So a deal has been struck between Greece and its creditors yesterday or at least an agreement on the terms that Eurozone’s national parliaments will have to approve after the Greek government passes a number of key reforms over the next few days. It has been a strenuous effort over the weekend and on Monday morning it seemed that the two sides still had some way to go but soon after we released our morning report news from Brussels let us know that there’s a basis for understanding.
We are intentionally discussing this news with a reserved tone as the deal still has some way to go since the Greek leftish government now has to pass a number of key reforms and laws over the next couple of days through its parliament and that might not be as easy as it sounds. These reforms go against almost everything this government was elected on and more importantly they go against the party’s core political and social beliefs. So Greece is not out of the woods yet and surely enough traders know that hence the reaction of the Euro.

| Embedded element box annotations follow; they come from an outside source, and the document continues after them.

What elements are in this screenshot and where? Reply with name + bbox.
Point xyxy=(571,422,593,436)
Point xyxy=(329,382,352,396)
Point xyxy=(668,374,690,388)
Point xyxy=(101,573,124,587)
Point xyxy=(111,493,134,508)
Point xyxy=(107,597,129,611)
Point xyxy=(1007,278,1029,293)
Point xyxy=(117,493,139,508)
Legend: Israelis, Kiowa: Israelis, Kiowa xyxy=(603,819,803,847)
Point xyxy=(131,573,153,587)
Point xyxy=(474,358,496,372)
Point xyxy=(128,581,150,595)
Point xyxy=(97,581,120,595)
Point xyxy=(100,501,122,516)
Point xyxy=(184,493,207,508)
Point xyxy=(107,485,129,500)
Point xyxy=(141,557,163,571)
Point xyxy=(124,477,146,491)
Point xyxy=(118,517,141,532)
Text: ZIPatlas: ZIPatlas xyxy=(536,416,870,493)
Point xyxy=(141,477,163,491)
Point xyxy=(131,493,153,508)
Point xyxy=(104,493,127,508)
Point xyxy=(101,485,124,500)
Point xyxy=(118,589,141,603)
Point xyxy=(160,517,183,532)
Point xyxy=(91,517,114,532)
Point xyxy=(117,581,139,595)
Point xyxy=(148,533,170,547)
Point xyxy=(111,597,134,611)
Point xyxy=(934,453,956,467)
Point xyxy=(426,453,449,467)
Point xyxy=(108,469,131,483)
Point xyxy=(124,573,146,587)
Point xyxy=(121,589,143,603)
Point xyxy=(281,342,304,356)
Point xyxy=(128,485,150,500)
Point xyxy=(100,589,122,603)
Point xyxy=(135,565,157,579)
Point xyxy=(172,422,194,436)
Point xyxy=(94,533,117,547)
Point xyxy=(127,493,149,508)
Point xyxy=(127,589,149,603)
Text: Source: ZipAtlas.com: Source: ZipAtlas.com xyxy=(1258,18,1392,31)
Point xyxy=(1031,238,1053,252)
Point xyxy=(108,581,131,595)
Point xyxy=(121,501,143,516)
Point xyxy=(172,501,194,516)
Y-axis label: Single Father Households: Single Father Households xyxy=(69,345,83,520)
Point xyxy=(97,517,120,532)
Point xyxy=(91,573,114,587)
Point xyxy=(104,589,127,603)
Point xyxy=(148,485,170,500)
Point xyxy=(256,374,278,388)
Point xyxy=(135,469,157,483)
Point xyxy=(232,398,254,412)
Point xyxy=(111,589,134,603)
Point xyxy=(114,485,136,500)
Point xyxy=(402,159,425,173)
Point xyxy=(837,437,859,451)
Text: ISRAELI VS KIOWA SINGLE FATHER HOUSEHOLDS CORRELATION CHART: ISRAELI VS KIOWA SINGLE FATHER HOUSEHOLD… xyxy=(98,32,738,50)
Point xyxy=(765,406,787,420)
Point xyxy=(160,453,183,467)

Yesterday morning after the news that a deal has been reached the Single currency rallied higher temporarily approaching the 1.1200 barrier against but as soon as traders got ahold of the specific terms of the agreement a bearish reversion took place. The Euro plunged to 1.100 where we find it this morning on the basis that a) it will be hard for the Greek government to pass these reforms and b) the whole process revealed the structural challenges and political division that the Eurozone as an entity has to face nowadays.

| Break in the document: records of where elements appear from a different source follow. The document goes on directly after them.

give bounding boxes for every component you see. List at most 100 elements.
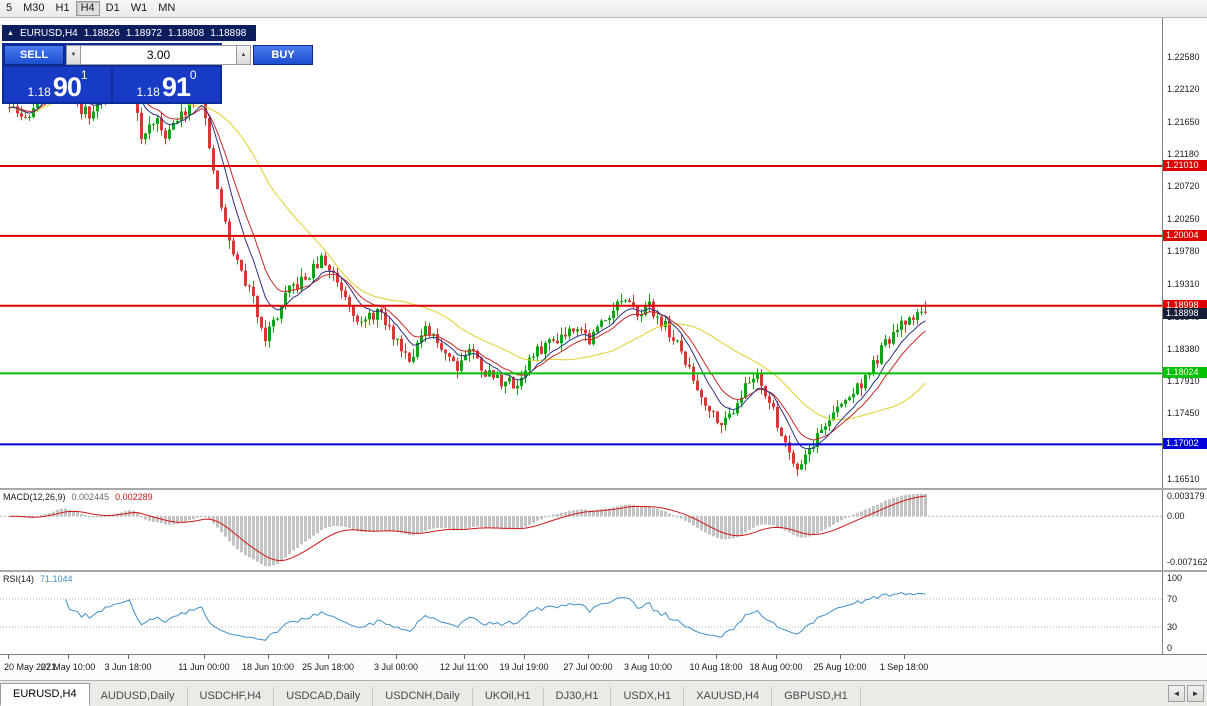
rsi-axis: 100 70 30 0 xyxy=(1162,572,1207,654)
time-axis-label: 27 May 10:00 xyxy=(40,662,96,672)
price-axis-label: 1.19780 xyxy=(1167,246,1200,257)
time-axis-tick xyxy=(648,655,649,659)
price-axis-label: 1.17450 xyxy=(1167,408,1200,419)
time-axis-label: 3 Aug 10:00 xyxy=(623,662,673,672)
price-axis-label: 1.20250 xyxy=(1167,213,1200,224)
timeframe-button-5[interactable]: 5 xyxy=(1,1,17,16)
hline-price-tag: 1.21010 xyxy=(1163,160,1207,172)
volume-input[interactable] xyxy=(81,45,236,65)
buy-button[interactable]: BUY xyxy=(253,45,313,65)
ask-price-big: 91 xyxy=(161,72,191,102)
time-axis-label: 19 Jul 19:00 xyxy=(499,662,549,672)
price-axis-label: 1.22120 xyxy=(1167,83,1200,94)
chart-tab-usdcnh-daily[interactable]: USDCNH,Daily xyxy=(373,687,473,706)
tab-scroll-buttons: ◄ ► xyxy=(1168,685,1204,702)
timeframe-toolbar: 5 M30 H1 H4 D1 W1 MN xyxy=(0,0,1207,18)
macd-signal-value: 0.002289 xyxy=(115,492,153,502)
hline-price-tag: 1.17002 xyxy=(1163,438,1207,450)
time-axis-tick xyxy=(396,655,397,659)
time-axis-tick xyxy=(588,655,589,659)
price-axis-label: 1.17910 xyxy=(1167,376,1200,387)
hline-price-tag: 1.18024 xyxy=(1163,367,1207,379)
chart-tab-usdcad-daily[interactable]: USDCAD,Daily xyxy=(274,687,374,706)
main-chart-panel[interactable]: 1.22580 1.22120 1.21650 1.21180 1.20720 1.202… xyxy=(0,18,1207,488)
time-axis-tick xyxy=(8,655,9,659)
ohlc-open: 1.18826 xyxy=(83,27,120,39)
ask-price-prefix: 1.18 xyxy=(136,85,160,99)
timeframe-button-mn[interactable]: MN xyxy=(153,1,180,16)
time-axis-tick xyxy=(904,655,905,659)
chart-symbol-label: EURUSD,H4 xyxy=(19,27,78,39)
time-axis-tick xyxy=(524,655,525,659)
price-axis-label: 1.16510 xyxy=(1167,473,1200,484)
rsi-label: RSI(14) xyxy=(3,574,35,584)
price-axis-label: 1.21650 xyxy=(1167,116,1200,127)
candlestick-chart[interactable] xyxy=(0,18,1162,488)
rsi-axis-label: 100 xyxy=(1167,573,1183,583)
ask-price-pip: 0 xyxy=(189,68,197,82)
ohlc-close: 1.18898 xyxy=(210,27,247,39)
rsi-value: 71.1044 xyxy=(40,574,73,584)
chart-tab-gbpusd-h1[interactable]: GBPUSD,H1 xyxy=(772,687,861,706)
rsi-axis-label: 30 xyxy=(1167,622,1178,632)
macd-axis-label: 0.003179 xyxy=(1167,491,1205,501)
time-axis-tick xyxy=(328,655,329,659)
rsi-axis-label: 70 xyxy=(1167,594,1178,604)
hline-price-tag: 1.20004 xyxy=(1163,229,1207,241)
time-axis-tick xyxy=(776,655,777,659)
ohlc-high: 1.18972 xyxy=(125,27,163,39)
panel-splitter-macd[interactable] xyxy=(0,488,1207,490)
ask-price-display: 1.18 91 0 xyxy=(113,67,220,102)
macd-axis: 0.003179 0.00 -0.007162 xyxy=(1162,490,1207,570)
macd-axis-label: 0.00 xyxy=(1167,511,1185,522)
chart-tab-eurusd-h4[interactable]: EURUSD,H4 xyxy=(0,683,90,706)
time-axis-label: 11 Jun 00:00 xyxy=(178,662,230,672)
timeframe-button-w1[interactable]: W1 xyxy=(126,1,153,16)
sell-button[interactable]: SELL xyxy=(4,45,64,65)
time-axis-tick xyxy=(128,655,129,659)
chart-tab-ukoil-h1[interactable]: UKOil,H1 xyxy=(473,687,544,706)
macd-label: MACD(12,26,9) xyxy=(3,492,66,502)
rsi-label-row: RSI(14) 71.1044 xyxy=(3,574,73,584)
current-price-tag: 1.18898 xyxy=(1163,307,1207,319)
timeframe-button-m30[interactable]: M30 xyxy=(18,1,49,16)
time-axis-label: 1 Sep 18:00 xyxy=(879,662,929,672)
chart-tab-audusd-daily[interactable]: AUDUSD,Daily xyxy=(89,687,188,706)
bid-price-big: 90 xyxy=(52,72,82,102)
chart-tab-dj30-h1[interactable]: DJ30,H1 xyxy=(544,687,612,706)
time-axis-tick xyxy=(204,655,205,659)
macd-axis-label: -0.007162 xyxy=(1167,557,1207,567)
price-axis-label: 1.22580 xyxy=(1167,52,1200,62)
bid-price-pip: 1 xyxy=(80,68,88,82)
timeframe-button-d1[interactable]: D1 xyxy=(101,1,125,16)
chart-tab-usdchf-h4[interactable]: USDCHF,H4 xyxy=(188,687,275,706)
volume-decrease-button[interactable]: ▼ xyxy=(66,45,81,65)
chart-tabs: EURUSD,H4 AUDUSD,Daily USDCHF,H4 USDCAD,Dai… xyxy=(0,682,861,706)
tabs-scroll-right-button[interactable]: ► xyxy=(1187,685,1204,702)
time-axis-label: 18 Jun 10:00 xyxy=(241,662,295,672)
ohlc-low: 1.18808 xyxy=(168,27,205,39)
bid-price-display: 1.18 90 1 xyxy=(4,67,111,102)
price-axis-label: 1.20720 xyxy=(1167,181,1200,192)
time-axis-label: 18 Aug 00:00 xyxy=(749,662,803,672)
timeframe-button-h1[interactable]: H1 xyxy=(51,1,75,16)
tabs-scroll-left-button[interactable]: ◄ xyxy=(1168,685,1185,702)
macd-panel[interactable]: 0.003179 0.00 -0.007162 MACD(12,26,9) 0.00… xyxy=(0,490,1207,570)
time-axis: 20 May 2021 27 May 10:00 3 Jun 18:00 11 Jun… xyxy=(0,654,1207,680)
volume-increase-button[interactable]: ▲ xyxy=(236,45,251,65)
chart-tab-bar: EURUSD,H4 AUDUSD,Daily USDCHF,H4 USDCAD,Dai… xyxy=(0,680,1207,706)
one-click-trading-panel: SELL ▼ ▲ BUY 1.18 90 1 1.18 91 0 xyxy=(2,43,313,104)
price-axis: 1.22580 1.22120 1.21650 1.21180 1.20720 1.202… xyxy=(1162,18,1207,488)
time-axis-label: 12 Jul 11:00 xyxy=(439,662,489,672)
bid-price-prefix: 1.18 xyxy=(27,85,51,99)
chart-tab-xauusd-h4[interactable]: XAUUSD,H4 xyxy=(684,687,773,706)
time-axis-tick xyxy=(68,655,69,659)
rsi-panel[interactable]: 100 70 30 0 RSI(14) 71.1044 xyxy=(0,572,1207,654)
time-axis-tick xyxy=(464,655,465,659)
timeframe-button-h4[interactable]: H4 xyxy=(75,1,100,16)
panel-splitter-rsi[interactable] xyxy=(0,570,1207,572)
time-axis-tick xyxy=(268,655,269,659)
collapse-icon[interactable]: ▲ xyxy=(7,29,14,37)
hline-price-tag: 1.18998 xyxy=(1163,299,1207,311)
chart-tab-usdx-h1[interactable]: USDX,H1 xyxy=(611,687,685,706)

We expect this bearish sentiment to continue today as the release of the German ZEW Survey is probably going to add pressure to the Single European currency. The crisis and the way it unfolded has shed light on Eurozone’s problems and the division between the two blocks of countries that either supported or were against strong austerity measures for Greece and in general doesn’t bode well for the future of the union. Next step for the Euro will be the 1.0920 lows should the ZEW Survey add more pressure on the currency.
The Cable was also under pressure yesterday with the British currency dropping below the 1.5500 barrier before the end of the day. It seems that the currency was trading off the back of the news from Brussels but the release of the inflation levels today should provide a new spark for Pound traders and prop us some volatility in the Cable. A lower reading on the CPI levels should send the Cable towards the 1.5400 support area.